Electrical devices are part of a sea kayaker’s world these days: electric pumps, radios, mobile phones, GPS units, EPIRBs, digital cameras….the list goes on. The technology is there for us to use but to use it effectively we need batteries in good charge condition. In Issue 55 of this fine publication, Stephan Meyn penned an excellent article on “Taking Care of Batteries.” This piece follows that up with a couple of other options for sea kayakers to keep their batteries in good charge condition.
For short trips we usually just charge up our devices such as pump batteries, mobile phones etc, or put a fresh set of batteries in the radio. That is usually OK for the small amount of use of the device. For a slightly longer trip we may carry a spare battery or two. However, when the trip stretches out to a month or two or more and weight of gear becomes a consideration, we have to make a few decisions. Cost also becomes a consideration as some battery types are not cheap and any spares we buy may never be used again. The cheapest and lightest options are to recharge our batteries either with a solar charger or with other batteries. Both of these options have advantages and disadvantages. Individual paddlers need to assess these when making their choice.
The Megapulse 12 Volt Solar Battery Charger
If going solar is your preferred option, this is a very neat little set-up. The panel is encased in e.v.a. resin and weighs a low 90 grams. It measures 165mm x 115mm and is only 4mm thick. Output is a relatively low 145 milliamps at 13.8 volts. Manufacturers claim the panel is self regulating and comes with built-in blocking diode protection. Kate Yeomans of Brisbane used two of these panels to keep her video and mobile phone batteries charged on her solo Brisbane to Thursday Island paddle a few years ago. Kate found that one panel didn’t give her quite enough charging capacity but two of them were just right. She stuck them to the foredeck of her kayak with silicone and ran the wires into the front hatch where she connected her batteries. Simple.

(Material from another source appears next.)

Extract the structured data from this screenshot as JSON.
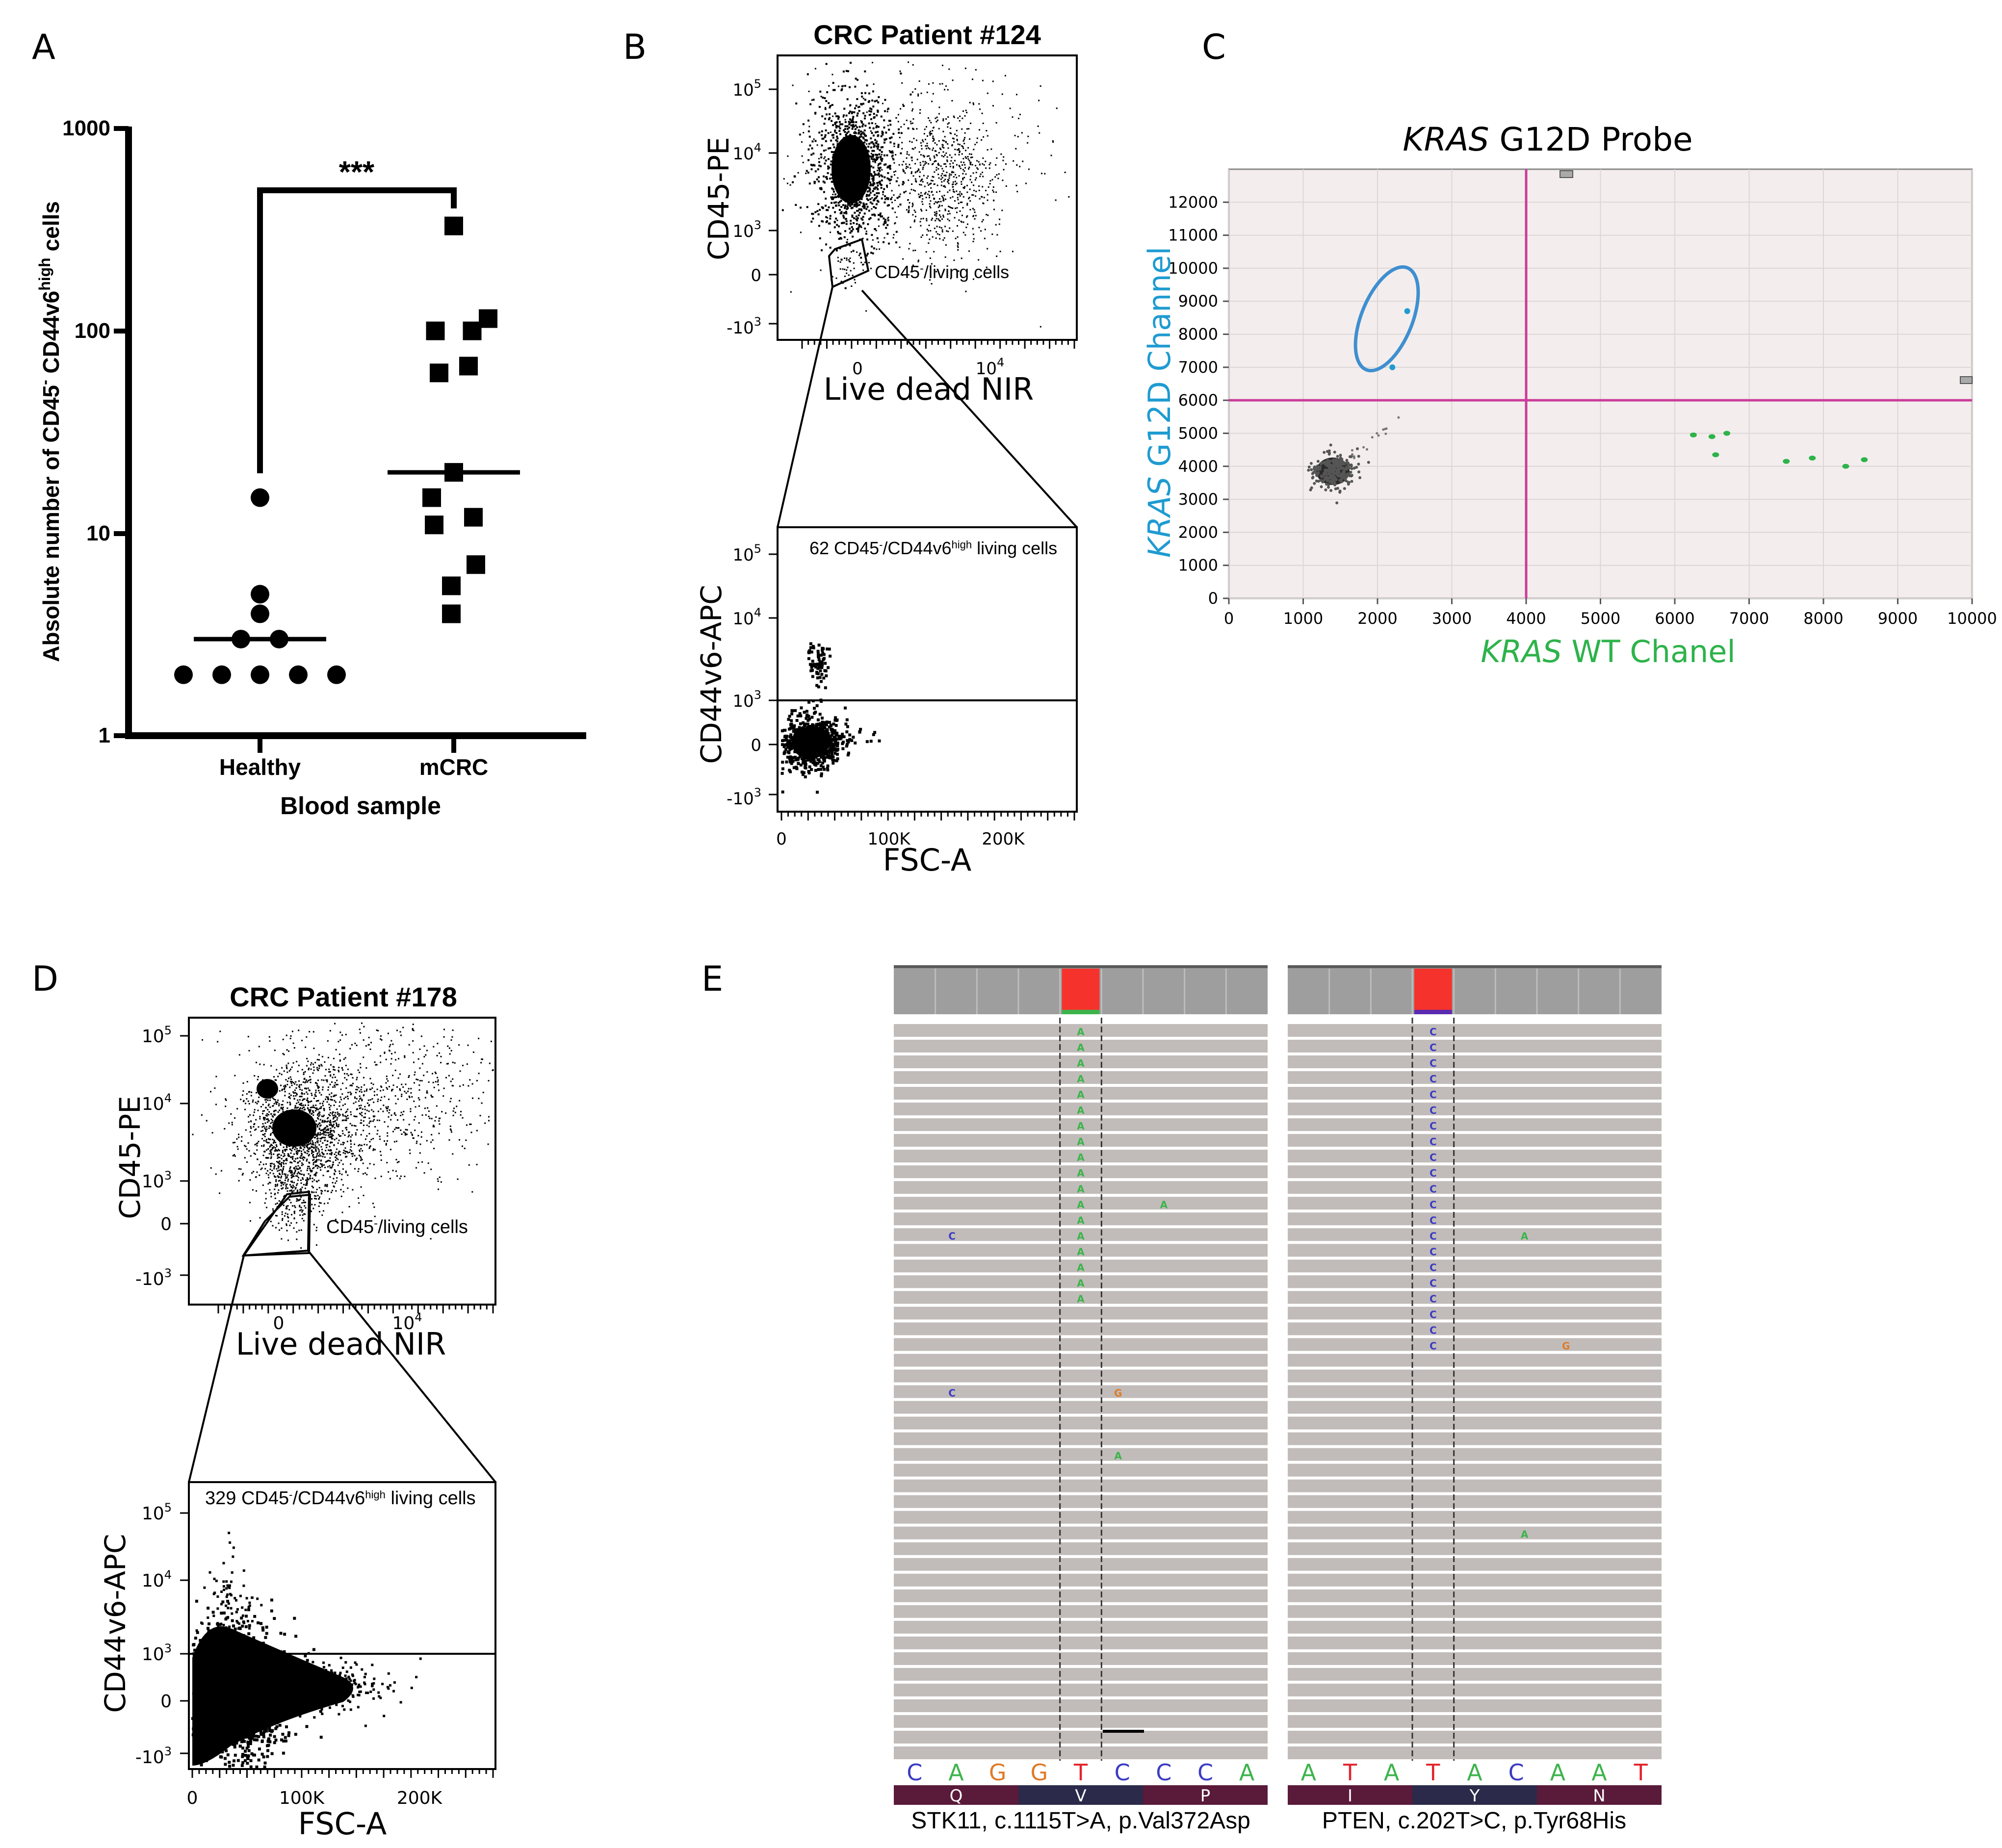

I have bought two of these panels (about $75 each) and plan to make a shallow recessed molding for the deck of my boats in which to fit them, connecting them up to a bulkhead-mounted cigarette lighter plug within the hatch. The decks of sea kayaks can be pretty busy with hatches, spare paddles, maps and the like and finding space to fit panels can be difficult. The small size of these panels and their lack of a frame makes them easy to locate on the deck. I think one of these panels would make a good top-up charger for an electric pump battery on an expedition. Actually, you could connect up permanently to a pump battery. Although, I haven’t connected my panels up yet, so I can’t say how they would go when paddling in the southern states where sunlight, especially in winter, is not as strong as it is in Queensland for example.
Batteries to Charge Batteries:
This is the cheap option but it works really well. Last year I looked into Satphone battery charging systems for our Cairns to Darwin Paddle. I bought a small gel cell battery – the smallest I could get – about 1.2Ah – and found that it weighed 600 bloody grams! Not only that, it could only be recharged with a special charger. I junked that option as being too heavy and too specialized and, after chatting with Andrew (Professor) Eddy I bought a 10 AA battery holder from Dick Smiths for about $3. I also bought an inline cigarette lighter plug and a couple of alligator clips.
Ten AA batteries, weighing a total of only 250 grams gave me a nominal 15 volts and by plugging the 12 volt charger lead from my phone into the cigarette plug, I could get multiple charges from the battery set. I could also connect up to any 12 volt battery with the alligator clips. Before our trip we sent off food drop parcels which included spare sets of AA batteries.
The downside of this system of course is the use of a set of batteries for charging and then having to “paddle them out” but it’s a simple system and it worked well.
If you use either of these systems, make sure you get the polarity right before hooking up….and that the system will work with your device!